Key Pairs for London
NZD/USD — 0.5828
The session’s biggest mover and the one most likely to see follow-through into London. The pair rallied 54 pips off the 0.5801 low, clearing the Asian session high at 0.5848 before pulling back slightly. That 0.5848 level is the one to watch — a clean break above it targets the 0.5860-0.5870 zone. Support at 0.5800 is the line in the sand for bulls. The move looks driven by China optimism and broad commodity-FX demand rather than NZD-specific news, which makes it susceptible to reversal if European risk appetite sours.
GBP/USD — 1.3368
Cable is pressing against the 1.3375 session high after a steady grind higher from 1.3332. The pair has added 33 pips on the day, with the move looking technically clean — no gap-and-fade, just steady accumulation. Above 1.3375, there’s little resistance until 1.3400, a psychologically important round number that London dealers will be watching. EUR/GBP slipping to 0.8630 confirms sterling is outperforming the euro, not just riding a weaker dollar. Any UK-specific catalysts in the London morning could accelerate the move.
EUR/USD — 1.1542
Grinding higher but lacking conviction. The pair sits mid-range between the 1.1531 low and 1.1555 high — a tight 24-pip band that suggests Asia was positioning rather than committing. German industrial production data gave the euro a mild bid, but the move hasn’t extended. London needs to decide whether 1.1555 is a lid or a launchpad. A break above puts 1.1580 in play; failure and a fade back through 1.1530 reopens the downside toward 1.1500.
USD/NOK — 9.4885
The outlier. While most of the dollar complex weakened, NOK sold off despite falling oil prices — USD/NOK rose 0.36% to 9.4885, almost tagging the 9.4907 session high.
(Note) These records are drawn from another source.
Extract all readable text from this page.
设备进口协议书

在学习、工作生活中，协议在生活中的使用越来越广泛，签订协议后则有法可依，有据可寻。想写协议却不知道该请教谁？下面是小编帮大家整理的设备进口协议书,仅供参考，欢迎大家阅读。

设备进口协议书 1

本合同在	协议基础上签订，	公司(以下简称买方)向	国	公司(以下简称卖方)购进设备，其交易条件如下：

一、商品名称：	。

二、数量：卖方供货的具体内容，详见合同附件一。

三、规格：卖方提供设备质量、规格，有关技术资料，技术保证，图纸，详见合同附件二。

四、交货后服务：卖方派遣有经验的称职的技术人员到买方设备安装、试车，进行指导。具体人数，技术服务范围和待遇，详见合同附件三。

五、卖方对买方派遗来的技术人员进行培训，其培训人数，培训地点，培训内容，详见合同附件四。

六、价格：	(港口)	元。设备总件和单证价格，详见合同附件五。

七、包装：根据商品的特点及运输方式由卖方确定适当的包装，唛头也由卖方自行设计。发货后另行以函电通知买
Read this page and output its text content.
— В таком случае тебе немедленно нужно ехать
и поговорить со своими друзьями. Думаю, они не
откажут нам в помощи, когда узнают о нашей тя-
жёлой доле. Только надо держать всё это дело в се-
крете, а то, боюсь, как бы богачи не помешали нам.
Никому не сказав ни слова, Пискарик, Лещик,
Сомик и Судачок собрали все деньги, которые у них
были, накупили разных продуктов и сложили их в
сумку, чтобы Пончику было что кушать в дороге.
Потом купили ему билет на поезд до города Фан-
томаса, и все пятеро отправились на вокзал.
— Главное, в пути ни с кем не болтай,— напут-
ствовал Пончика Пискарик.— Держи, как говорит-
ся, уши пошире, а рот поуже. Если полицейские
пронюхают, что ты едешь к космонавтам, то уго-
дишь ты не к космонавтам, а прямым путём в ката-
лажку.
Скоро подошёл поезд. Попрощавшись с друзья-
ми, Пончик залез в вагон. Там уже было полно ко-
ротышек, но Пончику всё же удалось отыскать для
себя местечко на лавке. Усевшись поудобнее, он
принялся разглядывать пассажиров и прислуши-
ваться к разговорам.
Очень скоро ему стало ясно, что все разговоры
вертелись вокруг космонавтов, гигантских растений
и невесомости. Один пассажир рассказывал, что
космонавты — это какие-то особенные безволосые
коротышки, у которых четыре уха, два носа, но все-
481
The disconnect between NOK weakness and the broader risk-on tone is notable. WTI’s 1.71% drop is the likely culprit, given Norway’s petroleum export sensitivity. If oil stabilises in London, this pair could mean-revert toward 9.4500 support. If crude keeps falling, the 9.50 handle is exposed.
AUD/JPY — 112.95
A risk barometer sitting just below its 113.18 session high. Copper strength and easing geopolitical tension both support this cross, but the muted +0.04% move suggests the market wants a fresh catalyst. A London break above 113.18 would be a clean risk-on signal; a fade below 112.64 warns that the overnight optimism is fading.
London Calendar Watch
Tuesday’s London session is relatively light on tier-one data. The German industrial production print already crossed in the Asian session and gave the euro a small lift. Traders should watch for any follow-up ECB commentary — several Governing Council members have been active on the speaking circuit this week, and any remarks on the rate path could jolt EUR crosses. UK-side, no marquee releases are scheduled, but housing and labour market data often drops mid-week this time of month, so watch for any early prints that could move sterling. The bigger macro story remains the Iran-Israel truce — further headlines confirming or complicating the ceasefire will drive oil and, by extension, NOK, CAD, and broader risk appetite through the session.
Bias Going In
EUR/USD leans mildly bullish into London but needs to clear 1.1555 to attract momentum buyers — otherwise it’s a fade-the-range session. GBP/USD has the cleaner setup, with cable’s steady bid and EUR/GBP weakness both pointing to sterling outperformance; a 1.3400 test looks plausible if risk holds. Commodity-linked pairs are split — AUD and NZD should benefit from copper strength and China optimism, while CAD and NOK face headwinds from crude’s drop. The dollar tone is soft, with DXY sitting below 100 and safe-haven demand draining out, but the move lacks aggression — sellers are present, not dominant.